Perhaps they settled to cover infringements outside the pervue of the clause being included in a contract with ARM, e.g.:
- Chips provided by other suppliers
- Chips produced in-house
- Chips procured from ARM where the specific contracts did not include the clause (remember, it`s on a contract by contract basis - they could elect to pay more and include in some instances and not in others. Why would they do that? Because each project has an assigned budget, and perhaps the budget for some efforts would not accommodate the extra cost of including this clause.).
This I see as another plus, because the settlement with Fujitsu was NOT that huge. This may explain it - that settlement may have only covered those cases where Fujitsu did not have coverage via the clause. And in those cases, ARM is further on the hook.

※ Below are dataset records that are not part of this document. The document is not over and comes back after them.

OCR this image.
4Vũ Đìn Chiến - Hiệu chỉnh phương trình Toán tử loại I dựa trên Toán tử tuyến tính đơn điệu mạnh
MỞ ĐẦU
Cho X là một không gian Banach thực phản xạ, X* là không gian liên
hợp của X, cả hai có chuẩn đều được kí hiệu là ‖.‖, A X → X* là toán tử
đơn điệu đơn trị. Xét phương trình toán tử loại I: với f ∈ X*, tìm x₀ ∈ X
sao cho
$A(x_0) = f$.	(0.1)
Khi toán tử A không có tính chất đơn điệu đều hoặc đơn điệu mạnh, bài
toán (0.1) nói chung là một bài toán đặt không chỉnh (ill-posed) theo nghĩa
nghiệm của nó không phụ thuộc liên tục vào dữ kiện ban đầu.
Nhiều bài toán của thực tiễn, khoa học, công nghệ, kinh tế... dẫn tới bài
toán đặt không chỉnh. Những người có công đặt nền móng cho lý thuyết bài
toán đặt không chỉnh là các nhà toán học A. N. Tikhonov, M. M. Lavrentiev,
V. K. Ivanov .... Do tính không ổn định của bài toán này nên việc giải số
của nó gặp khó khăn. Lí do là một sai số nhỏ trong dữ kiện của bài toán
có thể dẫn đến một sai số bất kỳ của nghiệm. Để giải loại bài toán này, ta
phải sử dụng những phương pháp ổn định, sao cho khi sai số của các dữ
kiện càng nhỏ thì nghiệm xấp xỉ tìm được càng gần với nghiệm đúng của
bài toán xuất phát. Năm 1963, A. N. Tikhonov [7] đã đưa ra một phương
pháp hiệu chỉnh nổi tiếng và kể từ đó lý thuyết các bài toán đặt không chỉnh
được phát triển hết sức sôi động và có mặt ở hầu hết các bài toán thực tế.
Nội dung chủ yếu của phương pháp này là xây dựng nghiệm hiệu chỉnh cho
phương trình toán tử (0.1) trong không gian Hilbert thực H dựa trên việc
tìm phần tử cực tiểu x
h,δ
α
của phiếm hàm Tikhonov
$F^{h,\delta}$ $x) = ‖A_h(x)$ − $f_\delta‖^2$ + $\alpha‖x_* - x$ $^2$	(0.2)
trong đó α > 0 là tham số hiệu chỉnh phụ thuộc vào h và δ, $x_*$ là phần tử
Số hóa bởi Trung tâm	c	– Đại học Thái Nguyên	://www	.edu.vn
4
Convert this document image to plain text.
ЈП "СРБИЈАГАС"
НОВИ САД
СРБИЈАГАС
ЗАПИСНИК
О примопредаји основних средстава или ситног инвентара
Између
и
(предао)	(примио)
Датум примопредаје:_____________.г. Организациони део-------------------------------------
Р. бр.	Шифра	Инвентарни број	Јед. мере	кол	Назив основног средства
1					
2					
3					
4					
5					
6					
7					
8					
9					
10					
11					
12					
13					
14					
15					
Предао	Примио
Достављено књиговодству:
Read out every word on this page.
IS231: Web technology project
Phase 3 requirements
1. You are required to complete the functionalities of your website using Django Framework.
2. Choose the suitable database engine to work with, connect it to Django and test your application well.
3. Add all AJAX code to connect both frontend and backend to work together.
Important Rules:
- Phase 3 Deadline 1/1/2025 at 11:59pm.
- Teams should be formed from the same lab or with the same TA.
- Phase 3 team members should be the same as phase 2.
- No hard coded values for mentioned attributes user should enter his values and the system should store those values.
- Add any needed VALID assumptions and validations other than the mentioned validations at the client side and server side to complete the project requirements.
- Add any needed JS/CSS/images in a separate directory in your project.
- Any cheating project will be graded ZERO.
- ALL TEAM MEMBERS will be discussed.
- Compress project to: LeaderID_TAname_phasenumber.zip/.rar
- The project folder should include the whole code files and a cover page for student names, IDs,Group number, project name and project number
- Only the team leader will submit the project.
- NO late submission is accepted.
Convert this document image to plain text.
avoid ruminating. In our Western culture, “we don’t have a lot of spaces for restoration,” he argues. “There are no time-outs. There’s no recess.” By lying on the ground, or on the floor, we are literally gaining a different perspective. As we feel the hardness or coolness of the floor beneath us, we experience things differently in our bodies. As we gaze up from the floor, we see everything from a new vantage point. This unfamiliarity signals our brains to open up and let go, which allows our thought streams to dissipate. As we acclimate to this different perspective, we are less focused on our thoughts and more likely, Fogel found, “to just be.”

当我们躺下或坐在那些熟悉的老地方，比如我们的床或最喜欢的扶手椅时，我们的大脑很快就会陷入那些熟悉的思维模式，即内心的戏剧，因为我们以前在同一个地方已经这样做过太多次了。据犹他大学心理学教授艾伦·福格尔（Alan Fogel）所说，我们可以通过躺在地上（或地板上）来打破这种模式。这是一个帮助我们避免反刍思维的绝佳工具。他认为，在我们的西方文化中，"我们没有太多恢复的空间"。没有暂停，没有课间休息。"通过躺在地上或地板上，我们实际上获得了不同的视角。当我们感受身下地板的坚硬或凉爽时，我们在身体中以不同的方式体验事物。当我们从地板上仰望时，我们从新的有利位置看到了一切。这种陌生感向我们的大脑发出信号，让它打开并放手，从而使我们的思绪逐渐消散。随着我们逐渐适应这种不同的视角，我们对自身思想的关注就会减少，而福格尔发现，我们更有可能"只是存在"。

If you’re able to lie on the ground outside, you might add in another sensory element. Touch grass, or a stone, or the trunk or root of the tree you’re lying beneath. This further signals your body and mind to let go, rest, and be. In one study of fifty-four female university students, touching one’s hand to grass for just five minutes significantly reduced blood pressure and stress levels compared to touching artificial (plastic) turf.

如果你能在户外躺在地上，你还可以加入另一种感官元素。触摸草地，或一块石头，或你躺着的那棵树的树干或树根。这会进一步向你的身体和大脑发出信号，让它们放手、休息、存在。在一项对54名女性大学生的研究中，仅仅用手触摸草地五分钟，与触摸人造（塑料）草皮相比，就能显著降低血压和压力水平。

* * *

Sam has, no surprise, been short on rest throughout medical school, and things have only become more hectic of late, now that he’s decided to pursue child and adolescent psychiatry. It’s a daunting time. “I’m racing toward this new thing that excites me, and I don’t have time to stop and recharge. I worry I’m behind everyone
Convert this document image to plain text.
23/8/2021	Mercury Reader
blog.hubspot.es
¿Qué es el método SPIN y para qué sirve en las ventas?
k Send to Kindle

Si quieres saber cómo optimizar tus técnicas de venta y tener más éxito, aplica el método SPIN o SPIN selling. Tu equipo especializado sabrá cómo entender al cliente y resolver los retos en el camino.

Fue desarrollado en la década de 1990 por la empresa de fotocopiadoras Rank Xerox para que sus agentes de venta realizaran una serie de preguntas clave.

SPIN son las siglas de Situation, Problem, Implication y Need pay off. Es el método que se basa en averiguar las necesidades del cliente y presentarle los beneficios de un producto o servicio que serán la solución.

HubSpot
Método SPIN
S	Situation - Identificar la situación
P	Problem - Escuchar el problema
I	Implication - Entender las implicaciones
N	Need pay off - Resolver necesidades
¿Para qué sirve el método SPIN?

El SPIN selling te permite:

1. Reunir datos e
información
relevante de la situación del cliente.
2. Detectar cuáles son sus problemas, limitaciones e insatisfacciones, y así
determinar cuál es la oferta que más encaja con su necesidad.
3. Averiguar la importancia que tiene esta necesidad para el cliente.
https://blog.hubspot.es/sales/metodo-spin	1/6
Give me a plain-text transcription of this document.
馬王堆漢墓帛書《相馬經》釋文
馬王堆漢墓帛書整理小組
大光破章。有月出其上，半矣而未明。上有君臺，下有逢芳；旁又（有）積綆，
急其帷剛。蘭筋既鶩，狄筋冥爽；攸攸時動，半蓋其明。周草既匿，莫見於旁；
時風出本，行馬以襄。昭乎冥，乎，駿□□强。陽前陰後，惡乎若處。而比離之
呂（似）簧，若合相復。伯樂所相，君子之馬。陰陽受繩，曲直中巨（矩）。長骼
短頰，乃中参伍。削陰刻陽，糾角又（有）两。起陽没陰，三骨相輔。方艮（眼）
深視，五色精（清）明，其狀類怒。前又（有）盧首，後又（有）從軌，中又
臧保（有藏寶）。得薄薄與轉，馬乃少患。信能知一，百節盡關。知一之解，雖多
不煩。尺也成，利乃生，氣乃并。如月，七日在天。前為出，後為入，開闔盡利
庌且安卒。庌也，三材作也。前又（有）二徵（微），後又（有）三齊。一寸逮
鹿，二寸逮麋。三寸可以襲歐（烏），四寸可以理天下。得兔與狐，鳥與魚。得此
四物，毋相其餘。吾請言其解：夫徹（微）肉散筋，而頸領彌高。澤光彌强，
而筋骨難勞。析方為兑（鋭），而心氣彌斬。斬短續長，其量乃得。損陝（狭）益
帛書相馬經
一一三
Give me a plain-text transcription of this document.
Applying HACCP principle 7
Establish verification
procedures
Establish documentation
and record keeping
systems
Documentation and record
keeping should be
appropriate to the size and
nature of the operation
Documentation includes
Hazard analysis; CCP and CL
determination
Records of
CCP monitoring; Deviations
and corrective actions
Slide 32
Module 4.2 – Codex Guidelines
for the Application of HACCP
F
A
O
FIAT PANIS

Remember, the supplier (ARM) is liable for all damages (or up to a contractually specified limit) if the clause is included; and the supplier (ARM) essentailly SHARES the liability with its customer (Fujitsu) if the clause is not included.
This whole happenstance may be the case(s) for the J-3. There may be a ``mixture`` of pertinent contracts, some containing the clause, some not. Thus, the J-3 remains on the hook for instances where the clause is not included, plus those instances where they used chips from suppliers other than ARM.
You gotta keep in mind that, in the private sector, there is no ``blanket`` use of this clause. Sometimes it`s in, sometimes it`s not; and for a myriad of reasons usually breaking down to one issue - cost versus budget versus RISK.